There were 1,997 households, out of which 28.1% had children under the age of 18 living with them, 60.5% were married couples living together, 6.4% had a female householder with no husband present, and 31.2% were non-families. 28.3% of all households were made up of individuals, and 16.5% had someone living alone who was 65 years of age or older. The average household size was 2.36 and the average family size was 2.91.

In the CDP the population was spread out, with 21.7% under the age of 18, 5.8% from 18 to 24, 25.1% from 25 to 44, 26.0% from 45 to 64, and 21.4% who were 65 years of age or older. The median age was 43 years. For every 100 females there were 86.7 males. For every 100 females age 18 and over, there were 81.9 males.

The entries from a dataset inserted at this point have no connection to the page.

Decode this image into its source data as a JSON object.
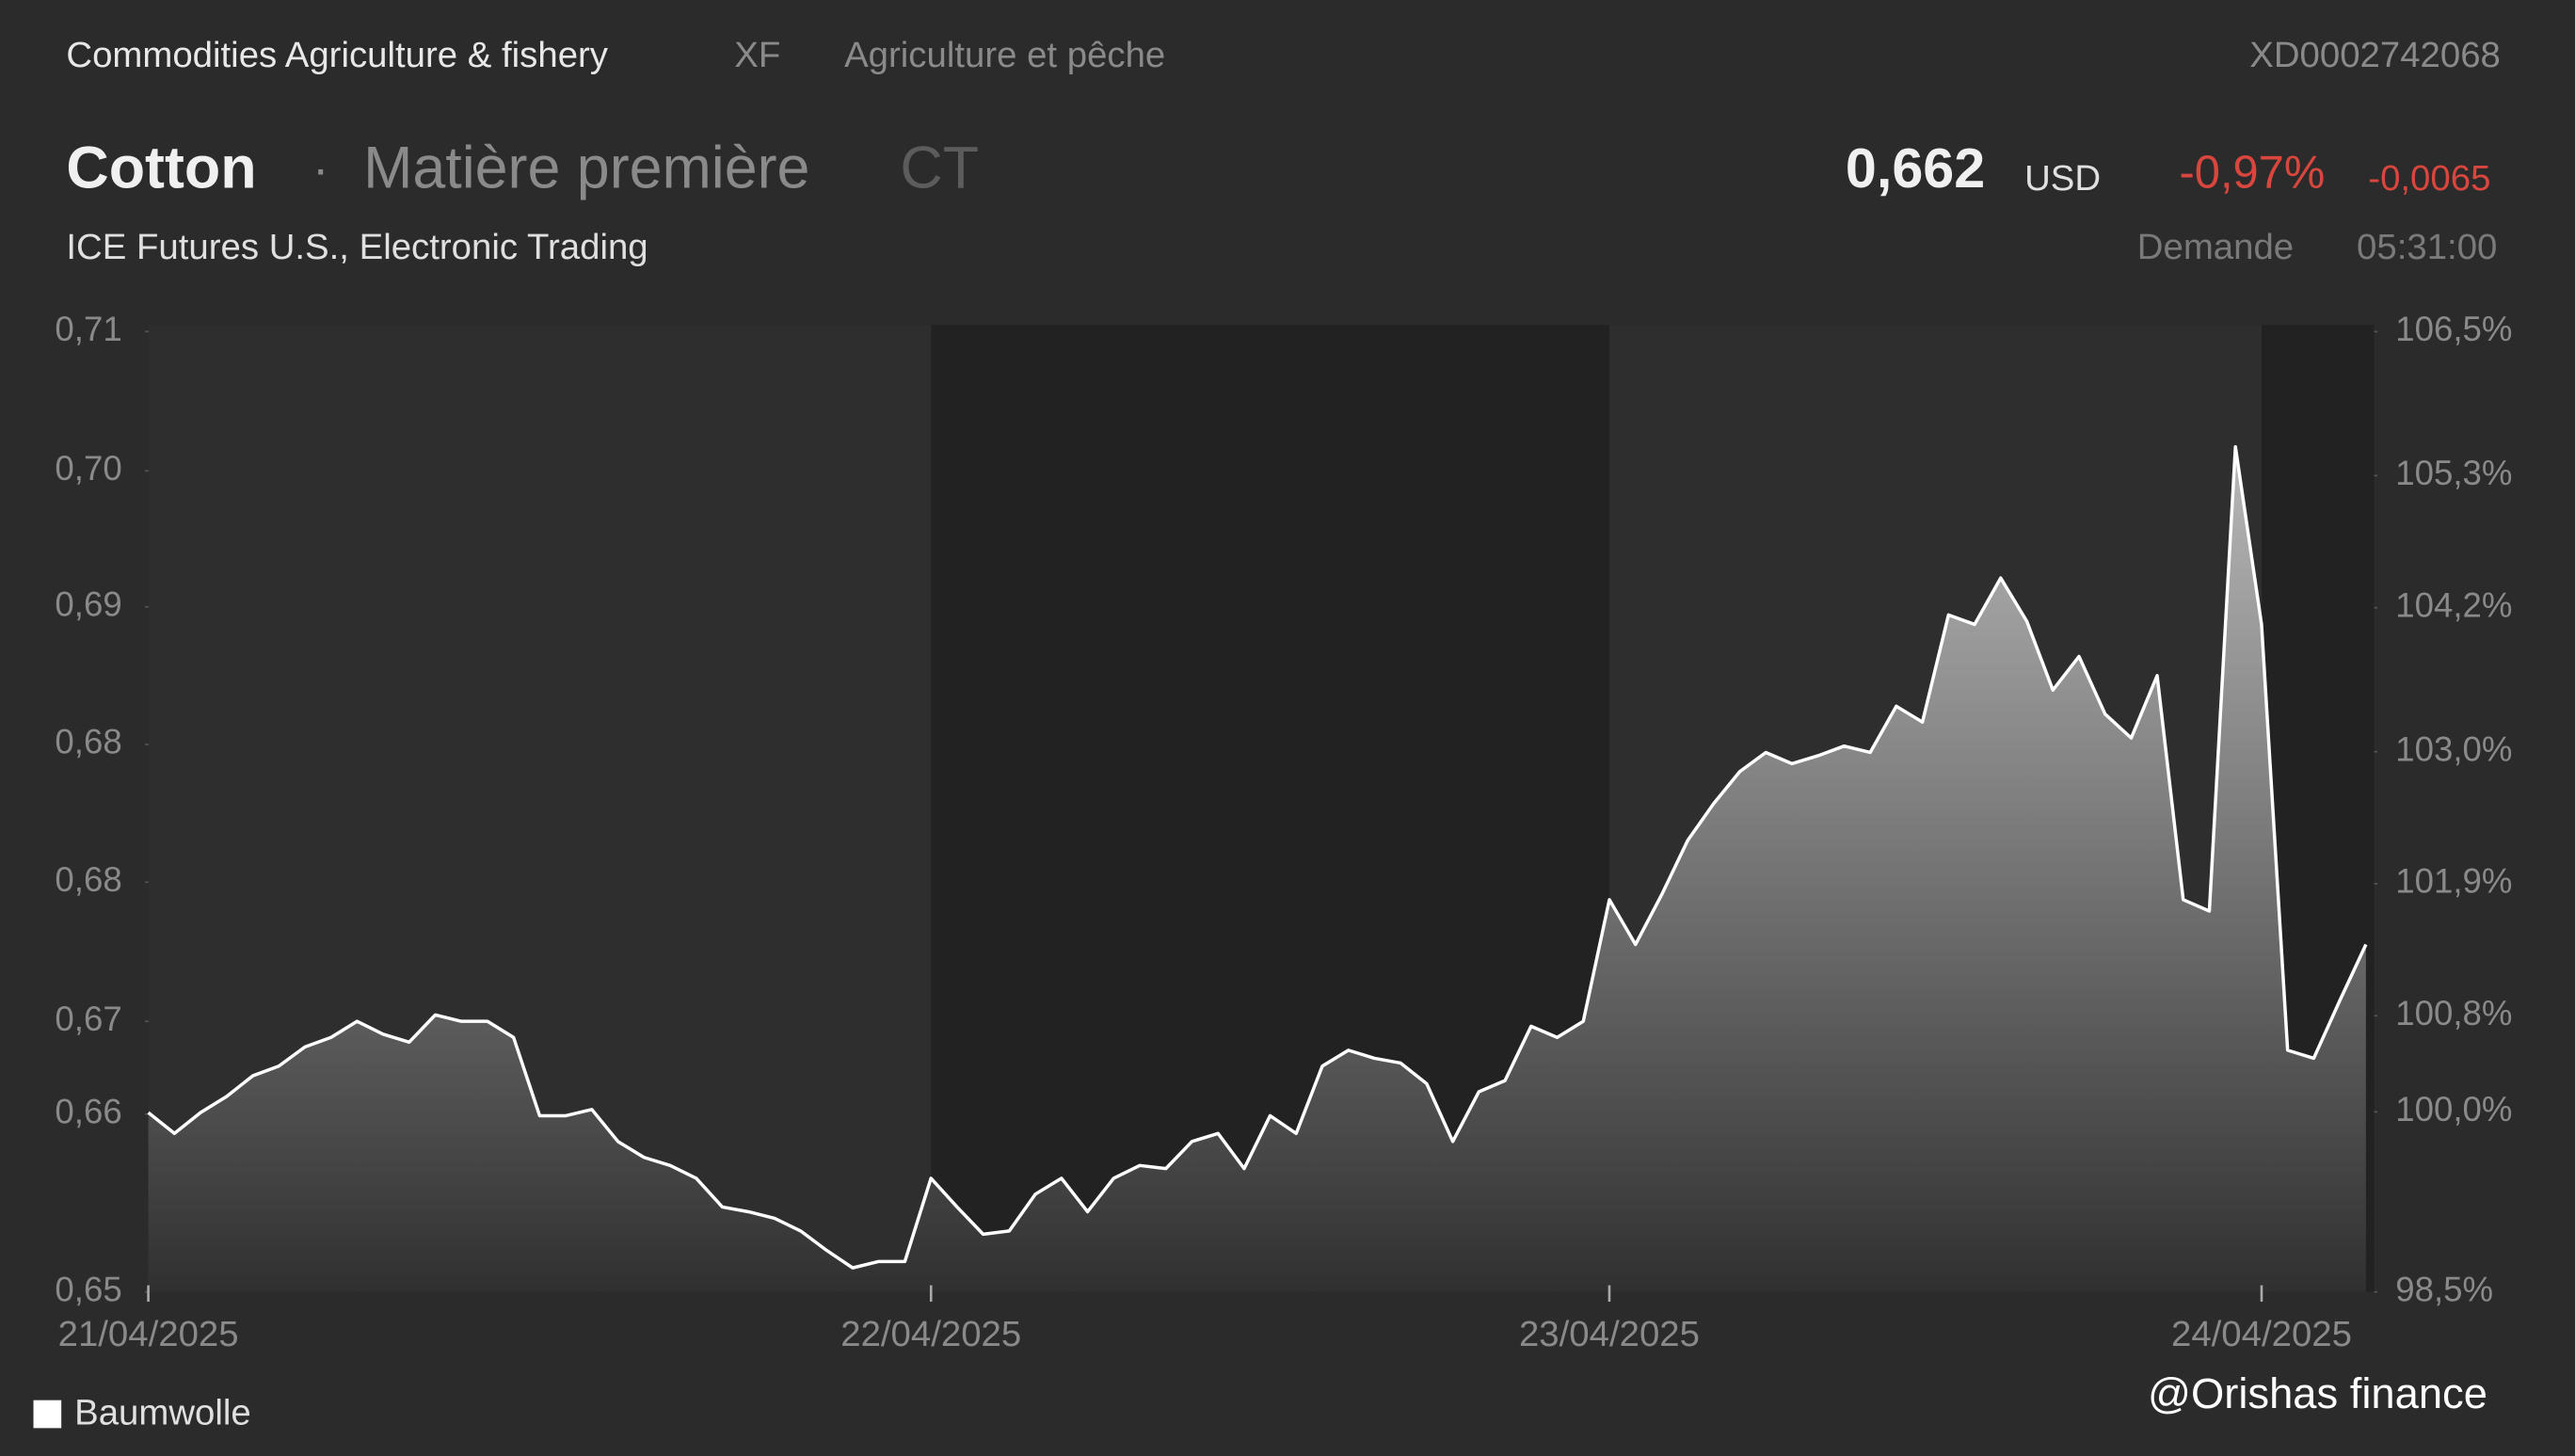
{
  "header": {
    "breadcrumb": "Commodities Agriculture & fishery",
    "exchange_code": "XF",
    "category_fr": "Agriculture et pêche",
    "isin": "XD0002742068",
    "name": "Cotton",
    "separator": "·",
    "kind": "Matière première",
    "symbol": "CT",
    "market": "ICE Futures U.S., Electronic Trading",
    "price": "0,662",
    "currency": "USD",
    "change_pct": "-0,97%",
    "change_abs": "-0,0065",
    "quote_type": "Demande",
    "time": "05:31:00"
  },
  "watermark": "@Orishas finance",
  "chart_data": {
    "type": "area",
    "xticks": [
      {
        "value": 0,
        "label": "21/04/2025"
      },
      {
        "value": 30,
        "label": "22/04/2025"
      },
      {
        "value": 56,
        "label": "23/04/2025"
      },
      {
        "value": 81,
        "label": "24/04/2025"
      }
    ],
    "series": [
      {
        "name": "Baumwolle",
        "color": "#ffffff",
        "values": [
          0.6612,
          0.6599,
          0.6612,
          0.6622,
          0.6635,
          0.6641,
          0.6653,
          0.6659,
          0.6669,
          0.6661,
          0.6656,
          0.6673,
          0.6669,
          0.6669,
          0.6659,
          0.661,
          0.661,
          0.6614,
          0.6594,
          0.6584,
          0.6579,
          0.6571,
          0.6553,
          0.655,
          0.6546,
          0.6538,
          0.6526,
          0.6515,
          0.6519,
          0.6519,
          0.6571,
          0.6553,
          0.6536,
          0.6538,
          0.6561,
          0.6571,
          0.655,
          0.6571,
          0.6579,
          0.6577,
          0.6594,
          0.6599,
          0.6577,
          0.661,
          0.6599,
          0.6641,
          0.6651,
          0.6646,
          0.6643,
          0.663,
          0.6594,
          0.6625,
          0.6632,
          0.6666,
          0.6659,
          0.6669,
          0.6745,
          0.6717,
          0.6748,
          0.6782,
          0.6805,
          0.6825,
          0.6837,
          0.683,
          0.6835,
          0.6841,
          0.6837,
          0.6866,
          0.6856,
          0.6923,
          0.6917,
          0.6946,
          0.6919,
          0.6876,
          0.6897,
          0.6861,
          0.6846,
          0.6885,
          0.6745,
          0.6738,
          0.7028,
          0.6917,
          0.6651,
          0.6646,
          0.6682,
          0.6717
        ]
      }
    ],
    "ylim": [
      0.65,
      0.71
    ],
    "yticks": [
      {
        "value": 0.71,
        "label": "0,71"
      },
      {
        "value": 0.7013,
        "label": "0,70"
      },
      {
        "value": 0.6928,
        "label": "0,69"
      },
      {
        "value": 0.6842,
        "label": "0,68"
      },
      {
        "value": 0.6756,
        "label": "0,68"
      },
      {
        "value": 0.6669,
        "label": "0,67"
      },
      {
        "value": 0.6611,
        "label": "0,66"
      },
      {
        "value": 0.65,
        "label": "0,65"
      }
    ],
    "y2lim": [
      98.5,
      106.5
    ],
    "y2ticks": [
      {
        "value": 106.5,
        "label": "106,5%"
      },
      {
        "value": 105.3,
        "label": "105,3%"
      },
      {
        "value": 104.2,
        "label": "104,2%"
      },
      {
        "value": 103.0,
        "label": "103,0%"
      },
      {
        "value": 101.9,
        "label": "101,9%"
      },
      {
        "value": 100.8,
        "label": "100,8%"
      },
      {
        "value": 100.0,
        "label": "100,0%"
      },
      {
        "value": 98.5,
        "label": "98,5%"
      }
    ]
  }
}
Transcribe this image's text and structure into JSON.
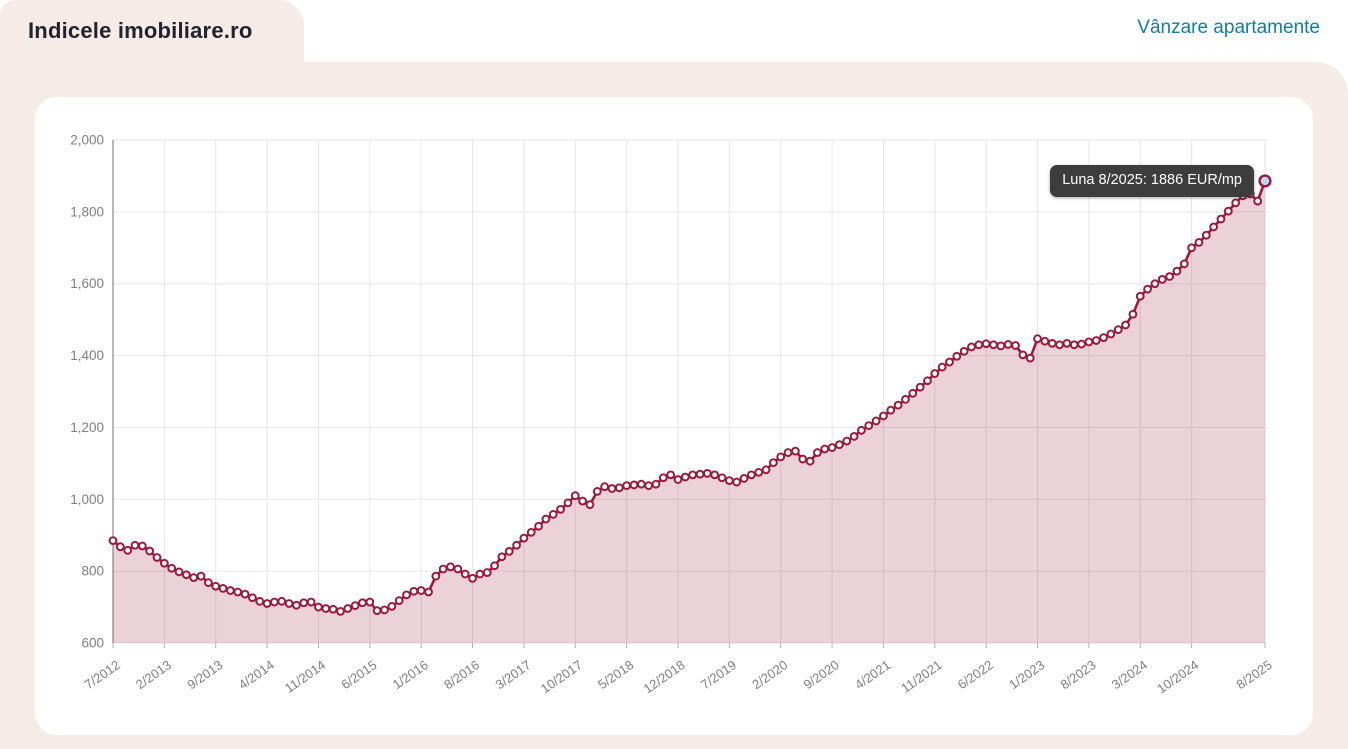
{
  "header": {
    "title": "Indicele imobiliare.ro",
    "link": "Vânzare apartamente"
  },
  "tooltip": {
    "text": "Luna 8/2025: 1886 EUR/mp"
  },
  "colors": {
    "page_pink": "#f7ebe7",
    "card_white": "#ffffff",
    "link_teal": "#147d9f",
    "title_dark": "#21242e",
    "line": "#9a1b3c",
    "area_fill": "rgba(154,27,60,0.2)",
    "marker_fill": "#ffffff",
    "highlight_fill": "#b6d8f3",
    "grid": "#e6e6e6",
    "axis": "#8a8a8a",
    "tick": "#b0b0b0",
    "label_gray": "#808080",
    "tooltip_bg": "#3d3d3d",
    "tooltip_text": "#ffffff"
  },
  "chart_data": {
    "type": "area",
    "title": "",
    "unit": "EUR/mp",
    "x_start": "7/2012",
    "x_end": "8/2025",
    "grid": true,
    "legend": "none",
    "ylim": [
      600,
      2000
    ],
    "y_tick_values": [
      2000,
      1800,
      1600,
      1400,
      1200,
      1000,
      800,
      600
    ],
    "y_tick_labels": [
      "2,000",
      "1,800",
      "1,600",
      "1,400",
      "1,200",
      "1,000",
      "800",
      "600"
    ],
    "x_tick_labels": [
      "7/2012",
      "2/2013",
      "9/2013",
      "4/2014",
      "11/2014",
      "6/2015",
      "1/2016",
      "8/2016",
      "3/2017",
      "10/2017",
      "5/2018",
      "12/2018",
      "7/2019",
      "2/2020",
      "9/2020",
      "4/2021",
      "11/2021",
      "6/2022",
      "1/2023",
      "8/2023",
      "3/2024",
      "10/2024",
      "8/2025"
    ],
    "x_tick_indices": [
      0,
      7,
      14,
      21,
      28,
      35,
      42,
      49,
      56,
      63,
      70,
      77,
      84,
      91,
      98,
      105,
      112,
      119,
      126,
      133,
      140,
      147,
      157
    ],
    "values": [
      885,
      868,
      858,
      872,
      870,
      856,
      838,
      822,
      808,
      798,
      790,
      782,
      786,
      768,
      758,
      752,
      746,
      742,
      736,
      726,
      716,
      710,
      714,
      716,
      710,
      705,
      712,
      714,
      700,
      696,
      694,
      688,
      696,
      704,
      712,
      714,
      690,
      692,
      702,
      718,
      734,
      744,
      746,
      742,
      786,
      806,
      812,
      806,
      792,
      780,
      792,
      796,
      815,
      840,
      855,
      872,
      892,
      908,
      925,
      945,
      958,
      972,
      990,
      1010,
      995,
      985,
      1022,
      1035,
      1030,
      1032,
      1038,
      1040,
      1042,
      1038,
      1042,
      1060,
      1068,
      1055,
      1062,
      1068,
      1070,
      1072,
      1068,
      1060,
      1052,
      1048,
      1058,
      1068,
      1075,
      1082,
      1102,
      1118,
      1130,
      1134,
      1112,
      1106,
      1130,
      1140,
      1144,
      1152,
      1162,
      1175,
      1192,
      1205,
      1218,
      1232,
      1248,
      1262,
      1278,
      1295,
      1312,
      1330,
      1350,
      1368,
      1382,
      1398,
      1412,
      1424,
      1430,
      1433,
      1430,
      1427,
      1431,
      1428,
      1402,
      1393,
      1447,
      1440,
      1434,
      1430,
      1434,
      1430,
      1432,
      1438,
      1442,
      1450,
      1460,
      1472,
      1485,
      1515,
      1565,
      1585,
      1600,
      1612,
      1620,
      1635,
      1655,
      1700,
      1715,
      1735,
      1758,
      1780,
      1802,
      1825,
      1845,
      1850,
      1830,
      1886
    ],
    "highlight": {
      "index": 157,
      "month": "8/2025",
      "value": 1886,
      "tooltip": "Luna 8/2025: 1886 EUR/mp"
    }
  }
}
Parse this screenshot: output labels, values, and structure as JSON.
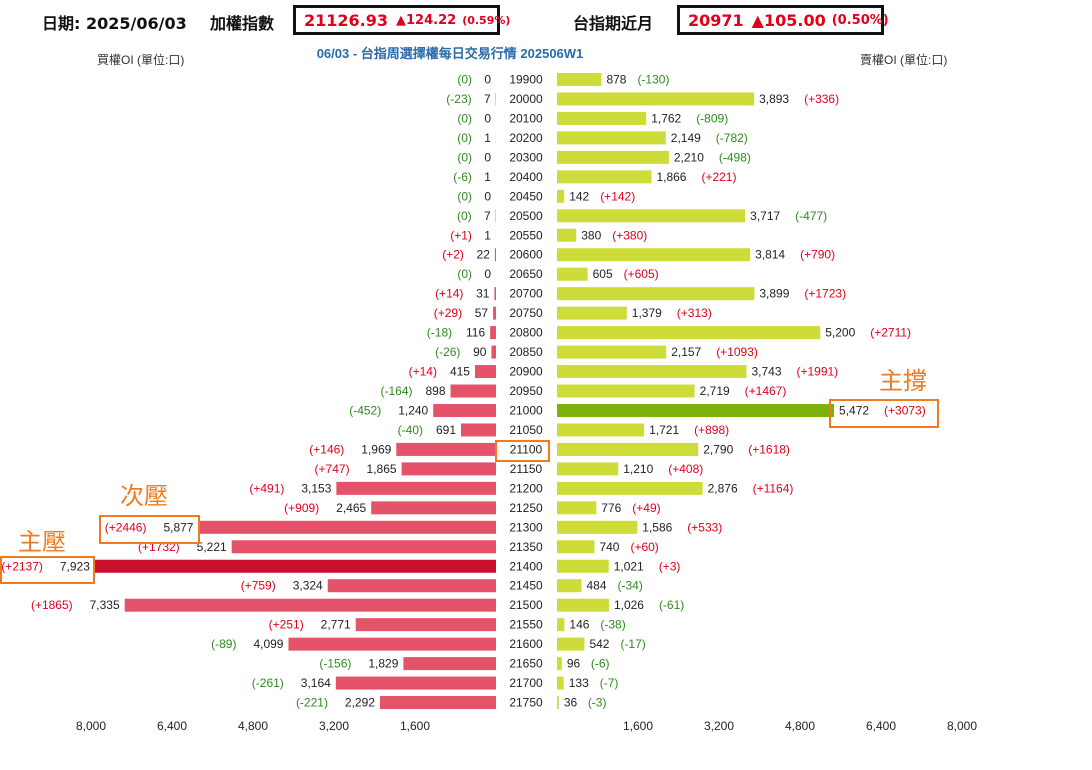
{
  "header": {
    "date_label": "日期:",
    "date_value": "2025/06/03",
    "index_label": "加權指數",
    "index_price": "21126.93",
    "index_change": "▲124.22",
    "index_pct": "(0.59%)",
    "futures_label": "台指期近月",
    "futures_price": "20971",
    "futures_change": "▲105.00",
    "futures_pct": "(0.50%)"
  },
  "annotations": {
    "support": "主撐",
    "secondary_pressure": "次壓",
    "main_pressure": "主壓"
  },
  "colors": {
    "call_bar": "#e4536a",
    "call_bar_max": "#c8102e",
    "put_bar": "#cddc39",
    "put_bar_max": "#7cb30b",
    "positive_change": "#e0001b",
    "negative_change": "#2e8b1e",
    "title": "#2a6aa8",
    "highlight": "#f07b1f"
  },
  "chart_data": {
    "type": "bar",
    "title": "06/03 - 台指周選擇權每日交易行情 202506W1",
    "left_label": "買權OI (單位:口)",
    "right_label": "賣權OI (單位:口)",
    "xlim": [
      0,
      8000
    ],
    "x_ticks": [
      "8,000",
      "6,400",
      "4,800",
      "3,200",
      "1,600",
      "1,600",
      "3,200",
      "4,800",
      "6,400",
      "8,000"
    ],
    "x_tick_values": [
      8000,
      6400,
      4800,
      3200,
      1600,
      1600,
      3200,
      4800,
      6400,
      8000
    ],
    "strikes": [
      "19900",
      "20000",
      "20100",
      "20200",
      "20300",
      "20400",
      "20450",
      "20500",
      "20550",
      "20600",
      "20650",
      "20700",
      "20750",
      "20800",
      "20850",
      "20900",
      "20950",
      "21000",
      "21050",
      "21100",
      "21150",
      "21200",
      "21250",
      "21300",
      "21350",
      "21400",
      "21450",
      "21500",
      "21550",
      "21600",
      "21650",
      "21700",
      "21750"
    ],
    "series": [
      {
        "name": "買權OI",
        "values": [
          0,
          7,
          0,
          1,
          0,
          1,
          0,
          7,
          1,
          22,
          0,
          31,
          57,
          116,
          90,
          415,
          898,
          1240,
          691,
          1969,
          1865,
          3153,
          2465,
          5877,
          5221,
          7923,
          3324,
          7335,
          2771,
          4099,
          1829,
          3164,
          2292
        ],
        "labels": [
          "0",
          "7",
          "0",
          "1",
          "0",
          "1",
          "0",
          "7",
          "1",
          "22",
          "0",
          "31",
          "57",
          "116",
          "90",
          "415",
          "898",
          "1,240",
          "691",
          "1,969",
          "1,865",
          "3,153",
          "2,465",
          "5,877",
          "5,221",
          "7,923",
          "3,324",
          "7,335",
          "2,771",
          "4,099",
          "1,829",
          "3,164",
          "2,292"
        ],
        "changes": [
          "(0)",
          "(-23)",
          "(0)",
          "(0)",
          "(0)",
          "(-6)",
          "(0)",
          "(0)",
          "(+1)",
          "(+2)",
          "(0)",
          "(+14)",
          "(+29)",
          "(-18)",
          "(-26)",
          "(+14)",
          "(-164)",
          "(-452)",
          "(-40)",
          "(+146)",
          "(+747)",
          "(+491)",
          "(+909)",
          "(+2446)",
          "(+1732)",
          "(+2137)",
          "(+759)",
          "(+1865)",
          "(+251)",
          "(-89)",
          "(-156)",
          "(-261)",
          "(-221)"
        ]
      },
      {
        "name": "賣權OI",
        "values": [
          878,
          3893,
          1762,
          2149,
          2210,
          1866,
          142,
          3717,
          380,
          3814,
          605,
          3899,
          1379,
          5200,
          2157,
          3743,
          2719,
          5472,
          1721,
          2790,
          1210,
          2876,
          776,
          1586,
          740,
          1021,
          484,
          1026,
          146,
          542,
          96,
          133,
          36
        ],
        "labels": [
          "878",
          "3,893",
          "1,762",
          "2,149",
          "2,210",
          "1,866",
          "142",
          "3,717",
          "380",
          "3,814",
          "605",
          "3,899",
          "1,379",
          "5,200",
          "2,157",
          "3,743",
          "2,719",
          "5,472",
          "1,721",
          "2,790",
          "1,210",
          "2,876",
          "776",
          "1,586",
          "740",
          "1,021",
          "484",
          "1,026",
          "146",
          "542",
          "96",
          "133",
          "36"
        ],
        "changes": [
          "(-130)",
          "(+336)",
          "(-809)",
          "(-782)",
          "(-498)",
          "(+221)",
          "(+142)",
          "(-477)",
          "(+380)",
          "(+790)",
          "(+605)",
          "(+1723)",
          "(+313)",
          "(+2711)",
          "(+1093)",
          "(+1991)",
          "(+1467)",
          "(+3073)",
          "(+898)",
          "(+1618)",
          "(+408)",
          "(+1164)",
          "(+49)",
          "(+533)",
          "(+60)",
          "(+3)",
          "(-34)",
          "(-61)",
          "(-38)",
          "(-17)",
          "(-6)",
          "(-7)",
          "(-3)"
        ]
      }
    ]
  }
}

The median income for a household in the CDP was $43,158, and the median income for a family was $53,426. Males had a median income of $45,000 versus $27,067 for females. The per capita income for the CDP was $23,852. About 2.0% of families and 5.1% of the population were below the poverty line, including 4.8% of those under age 18 and 5.8% of those age 65 or over.

==Education==
It is in the Butler Area School District.

The CDP is home to Center Township Elementary School (which has a Butler postal address). Butler Area Intermediate High School and Butler Area Senior High School are the district's comprehensive secondary schools.